La réforme portuaire remporte l'adhésion sans réserve de Jacques Saadé. Avec la moitié du capital de Port Synergy, il doit jouer un rôle essentiel dans le transfert des agents de conduite du GPMM vers la manutention. Mais à MGM, Farid T. Salem fait la grimace chaque fois qu'on lui présente le déficit d'Intramar. Il faudra blinder et surblinder au pot du manutentionnaire. Et la mise en opération de Fos 2XL approche qui exige d'autres investissements. La CMA CGM a déjà largement misé sur le pré et post-acheminement. Sur le Rhône comme sur les autres fleuves, il est devenu avec River Shuttle Containers (RSC), le premier opérateur. Après avoir flirté avec Veolia Transport, sa filiale Rail Link rêve d'engagement profond avec la SNCF. Dernier épisode avec la réparation navale, là où MSC s'était dérobée devant l'obstacle, l'armateur marseillais est en passe d'hériter de la forme 10, la plus grande de Méditerranée.
Faire bouger toutes les lignes à la fois ?
Ces prochains mois, Jacques Saadé aura donc beaucoup de pièces à mouvoir sur l'échiquier marseillais.
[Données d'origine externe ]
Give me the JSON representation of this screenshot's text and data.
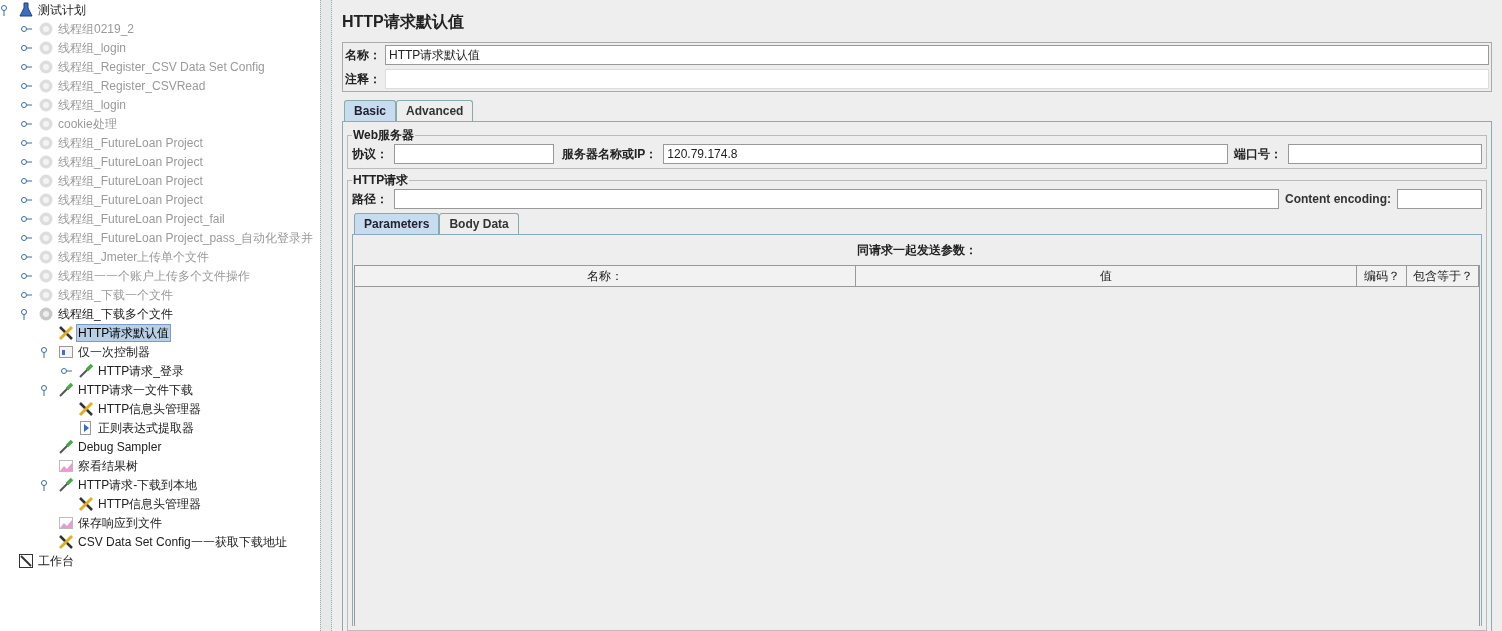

Reste à savoir si la stratégie de l'armement sera de faire bouger toutes les lignes à la fois. Une pièce est au moins assurée, sa tour. Contre vents et marées, l'édifice audacieux de 147 mètres de haut conçu par l'architecte Zaha Hadid sera livré fin de cette année pour accueillir les 1 500 salariés actuellement dispersés dans la ville. Le premier rendez-vous avec Marseille ne souffrira pas de retard.